The first major stop was at a giant Ceibo tree. The anchoring roots are can grow to 50 feet, and the trees can be as old as a million years. The tree itself can grow to 230 feet high.
Ceibo seeds are a source of cotton, the fibers of which are used to seal and wrap dart guns, as well as to form stuffing for pillows, mattresses, and other furnishings. The bark can be used for headache, diabetes, diuresis, and even as an aphrodisiac for love. Ceibo trees have a love-hate relationship with fig vines, which can strangle and kill even a giant tree, but also protect them against falling in storms.
The walking tree is so called because of the long thin above ground roots that appear to shift with the sun, but actually, the shape changes as new roots grow out of the trunk over time.
Walter showed us several ways of using the palm plant, making a woven cap, crowns, as well as a back scratcher by cutting the leaf fronds from the stalk.
Tree trunks, and white fungus every bit as lovely as an orchid, offered many images and patterns
We saw a bullet ant, which apparently has a sting that hurts as much as being hit by a bullet. and a lovely wasp nest.
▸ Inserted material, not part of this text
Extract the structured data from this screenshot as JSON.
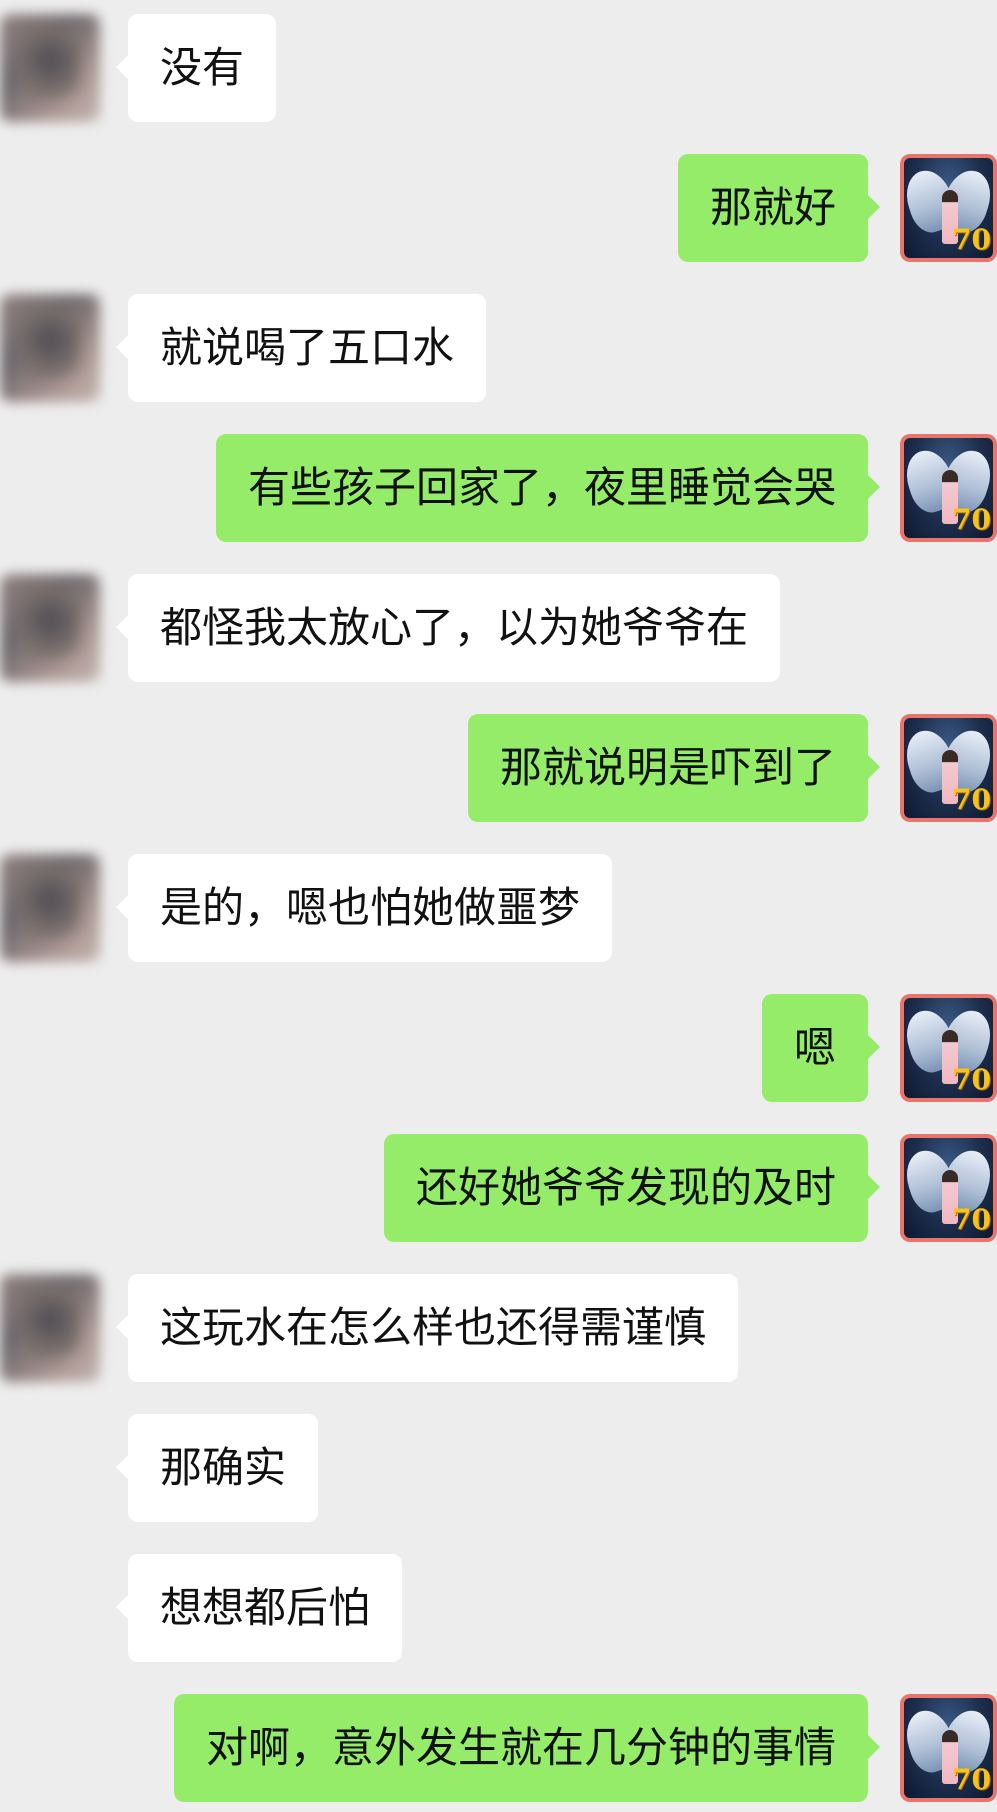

That night we went frogging for the very first time. Jaime (guide and professional wildlife photographer) discovered a monkey frog by the pond, which we all got to crowd around and photograph. Of course, Melvin’s (professional wildlife photographer) images are superior, and with his permission, I am reproducing them here.
Photo Credit Melvin Grey
It was pouring rain, the trail was slippery mud, and I did my first face plant (out of three). Jaime, Victor, Connor, and few other of the crazies stayed out much longer, but a warm shower and bed time was just what this little lady needed!